Zum gegenwärtigen Stand (4.2.217) ist Print Bleed so umgesetzt:
  • In den Seiteneinstellungen die "Druckausblutung" aktivieren und die Breite des zusätzlich zu färbenden Bereiches festlegen.
  • Die Ansicht im Studio bleibt normal, es gibt - zumindest noch - keine Möglichkeit der Vorschau.


Ich habe mich gefragt: Funktioniert das nur mit Schneidedateien (Pfadobjekten) oder auch mit Bildern (Cliparts, Fotos)? Wie verhält es sich mit Füllungen und mit Linienfarben?

Deshalb habe ich mir ein paar Testobjekte zusammengesucht (s. Screenshot):
  • Blume (Schneidedatei aus dem Design Store): gefüllt/ungefüllt, mit/ohne Randlinie
  • Elefant (Clipart von Creative Fabrica, nachgezeichnet und abgelöst): mit/ohne Konturlinie
  • Wassermelone (Schneidedatei aus dem Design Store): mit dünnen/dicken Linien, ohne Linienfarbe
  • Foto (eigenes): mit/ohne Linienfarbe
→ Linienstärke bei den farbigen Linien jeweils > 0, damit die Kontur auch gedruckt wird
→ Cliparts ohne Ablösen habe ich weggelassen, da davon auszugehen ist, dass lediglich die Farbe am Grafikrand erkannt wird und das wäre der rechteckige "Kastenrahmen".


Ergebnis


Die vorbereiteten Motive habe ich mir ausdrucken lassen - einmal normal und einmal mit aktiviertem Print Bleed (und der Standardeinstellung 1,27 mm).

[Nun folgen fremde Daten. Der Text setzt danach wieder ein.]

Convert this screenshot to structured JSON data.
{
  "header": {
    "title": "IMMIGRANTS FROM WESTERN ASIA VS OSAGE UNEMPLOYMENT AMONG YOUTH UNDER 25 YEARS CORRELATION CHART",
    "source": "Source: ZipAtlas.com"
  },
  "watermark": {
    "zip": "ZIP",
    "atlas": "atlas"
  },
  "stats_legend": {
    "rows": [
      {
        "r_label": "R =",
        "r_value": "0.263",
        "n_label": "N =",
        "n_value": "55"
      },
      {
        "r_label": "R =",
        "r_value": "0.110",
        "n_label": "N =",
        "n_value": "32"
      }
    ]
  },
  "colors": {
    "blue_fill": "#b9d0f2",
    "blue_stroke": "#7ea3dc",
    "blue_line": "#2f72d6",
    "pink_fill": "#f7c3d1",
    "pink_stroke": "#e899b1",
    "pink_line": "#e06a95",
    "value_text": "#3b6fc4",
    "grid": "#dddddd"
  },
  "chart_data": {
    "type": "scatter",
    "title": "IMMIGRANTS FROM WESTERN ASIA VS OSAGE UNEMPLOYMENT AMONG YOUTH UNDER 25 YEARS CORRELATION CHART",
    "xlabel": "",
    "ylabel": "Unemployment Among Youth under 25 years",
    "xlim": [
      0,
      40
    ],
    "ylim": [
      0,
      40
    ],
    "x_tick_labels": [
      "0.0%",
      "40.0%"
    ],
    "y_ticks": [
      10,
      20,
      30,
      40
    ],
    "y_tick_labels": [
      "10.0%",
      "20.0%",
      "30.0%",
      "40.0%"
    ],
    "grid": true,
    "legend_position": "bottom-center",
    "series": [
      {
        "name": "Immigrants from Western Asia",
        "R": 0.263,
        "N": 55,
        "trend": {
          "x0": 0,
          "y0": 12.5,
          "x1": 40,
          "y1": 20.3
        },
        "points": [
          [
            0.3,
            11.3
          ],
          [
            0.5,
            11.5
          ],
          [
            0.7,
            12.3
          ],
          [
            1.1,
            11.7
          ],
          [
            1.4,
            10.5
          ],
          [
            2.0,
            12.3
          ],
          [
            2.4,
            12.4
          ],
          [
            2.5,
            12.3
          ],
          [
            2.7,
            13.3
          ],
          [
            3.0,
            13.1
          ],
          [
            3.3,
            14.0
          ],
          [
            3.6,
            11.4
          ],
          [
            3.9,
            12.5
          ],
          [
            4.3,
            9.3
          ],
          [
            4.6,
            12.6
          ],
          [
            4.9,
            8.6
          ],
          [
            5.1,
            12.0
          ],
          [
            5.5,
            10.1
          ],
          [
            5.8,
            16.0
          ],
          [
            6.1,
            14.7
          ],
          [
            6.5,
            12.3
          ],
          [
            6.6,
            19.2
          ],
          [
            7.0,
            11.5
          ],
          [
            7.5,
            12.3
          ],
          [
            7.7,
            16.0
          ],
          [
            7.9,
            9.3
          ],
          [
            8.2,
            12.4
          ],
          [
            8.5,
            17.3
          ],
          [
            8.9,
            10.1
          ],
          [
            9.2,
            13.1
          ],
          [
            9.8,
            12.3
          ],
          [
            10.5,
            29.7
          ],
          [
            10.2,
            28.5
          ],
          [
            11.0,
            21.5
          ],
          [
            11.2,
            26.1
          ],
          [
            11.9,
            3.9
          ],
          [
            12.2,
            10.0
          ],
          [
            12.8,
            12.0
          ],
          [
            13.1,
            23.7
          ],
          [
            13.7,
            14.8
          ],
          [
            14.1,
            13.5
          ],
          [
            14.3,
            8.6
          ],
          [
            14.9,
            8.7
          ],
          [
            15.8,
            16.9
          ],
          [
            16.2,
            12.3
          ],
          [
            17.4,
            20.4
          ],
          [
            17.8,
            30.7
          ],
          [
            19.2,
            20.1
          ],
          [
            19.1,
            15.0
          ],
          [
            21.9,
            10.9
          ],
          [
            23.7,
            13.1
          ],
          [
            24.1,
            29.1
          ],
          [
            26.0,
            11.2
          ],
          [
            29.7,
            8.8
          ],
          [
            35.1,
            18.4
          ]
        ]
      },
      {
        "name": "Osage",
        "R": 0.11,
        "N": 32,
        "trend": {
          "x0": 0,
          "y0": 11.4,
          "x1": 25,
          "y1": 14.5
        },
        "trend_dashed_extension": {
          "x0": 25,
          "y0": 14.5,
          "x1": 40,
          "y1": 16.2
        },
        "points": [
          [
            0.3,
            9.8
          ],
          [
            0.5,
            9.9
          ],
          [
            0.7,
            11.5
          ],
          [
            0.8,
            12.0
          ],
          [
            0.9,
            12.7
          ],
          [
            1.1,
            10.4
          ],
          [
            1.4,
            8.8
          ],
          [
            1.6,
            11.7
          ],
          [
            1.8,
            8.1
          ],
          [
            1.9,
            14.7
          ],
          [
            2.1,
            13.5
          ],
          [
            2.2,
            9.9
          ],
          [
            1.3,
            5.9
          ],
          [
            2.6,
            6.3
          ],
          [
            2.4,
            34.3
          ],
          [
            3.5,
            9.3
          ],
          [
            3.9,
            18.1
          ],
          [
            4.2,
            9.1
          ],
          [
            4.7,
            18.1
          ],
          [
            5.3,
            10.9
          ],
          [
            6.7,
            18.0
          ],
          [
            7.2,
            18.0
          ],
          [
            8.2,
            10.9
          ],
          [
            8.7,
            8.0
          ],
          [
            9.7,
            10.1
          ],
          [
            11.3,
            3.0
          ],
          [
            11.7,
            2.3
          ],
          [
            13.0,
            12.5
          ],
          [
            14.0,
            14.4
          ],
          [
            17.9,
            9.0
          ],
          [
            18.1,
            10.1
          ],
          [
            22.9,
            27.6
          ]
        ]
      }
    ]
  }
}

Hier seht ihr die beiden eingescannten A4-Ausdrucke, in einer Grafik nebeneinander angeordnet:


  • Bei allen Objekten ohne gedruckte Randlinie wird die Füllfarbe nach außen erweitert (beim Foto kaum erkennbar, aber das rechte ist größer)
  • Bei allen Objekten mit farbigen Linien werden alle Konturen entlang des Außenrandes "ausgeblutet"
  • Print Bleed wird auf alle Füllungen angewendet, egal ob normale Farbfüllung oder Pixelbild.

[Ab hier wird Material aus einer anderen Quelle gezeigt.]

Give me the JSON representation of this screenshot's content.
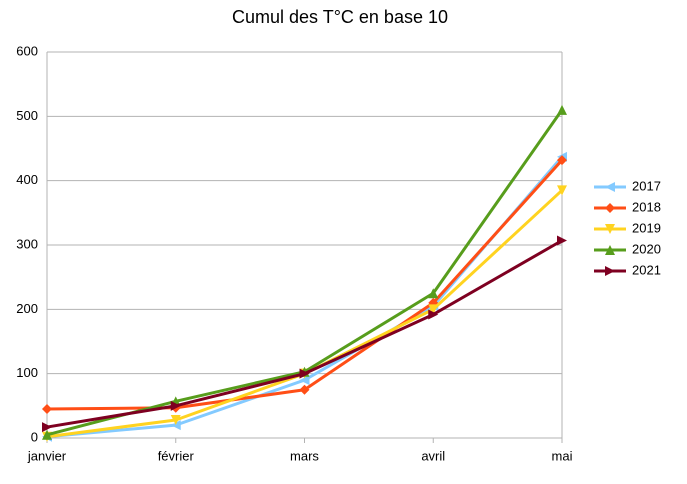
{
  "chart_data": {
    "type": "line",
    "title": "Cumul des T°C en base 10",
    "categories": [
      "janvier",
      "février",
      "mars",
      "avril",
      "mai"
    ],
    "series": [
      {
        "name": "2017",
        "color": "#83caff",
        "marker": "triangle-left",
        "values": [
          2,
          20,
          90,
          205,
          437
        ]
      },
      {
        "name": "2018",
        "color": "#ff4e16",
        "marker": "diamond",
        "values": [
          45,
          47,
          75,
          210,
          432
        ]
      },
      {
        "name": "2019",
        "color": "#ffd320",
        "marker": "triangle-down",
        "values": [
          2,
          28,
          100,
          200,
          385
        ]
      },
      {
        "name": "2020",
        "color": "#579d1c",
        "marker": "triangle-up",
        "values": [
          5,
          57,
          103,
          225,
          510
        ]
      },
      {
        "name": "2021",
        "color": "#7e0021",
        "marker": "triangle-right",
        "values": [
          17,
          50,
          100,
          192,
          307
        ]
      }
    ],
    "ylim": [
      0,
      600
    ],
    "yticks": [
      0,
      100,
      200,
      300,
      400,
      500,
      600
    ],
    "grid": true,
    "legend": "right"
  }
}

Dass die Farben bei bunten Motiven im Ausblutungsbereich nicht perfekt an die der Füllung anschließen können und eine gewisse Verschiebung/Verzerrung auftritt, war zu erwarten.
Ebenso hatte ich vermutet, dass ein komplexes Bild mit ständig wechselnden Farbabschnitten und unregelmäßigen Konturen - wie bei einem Digistamp halt üblich - jenseits der Möglichkeiten des Werkzeugs liegt. Deshalb habe ich den Elefanten gewählt.

Hier ist er noch mal als Ausschnitt, links mit ausgebluteter Linienfarbe (das Bild selbst ist unverändert und kann als Vergleich zum anderen Bild dienen) und rechts mit ausgebluteter Füllfarbe:


Wie ein solches Motiv wirkt, wenn es schließlich konturengenau mit P&C ausgeschnitten wurde, müsste man im Einzelfall ausprobieren. Besser als mit weißen Blitzern wird es wahrscheinlich schon noch aussehen.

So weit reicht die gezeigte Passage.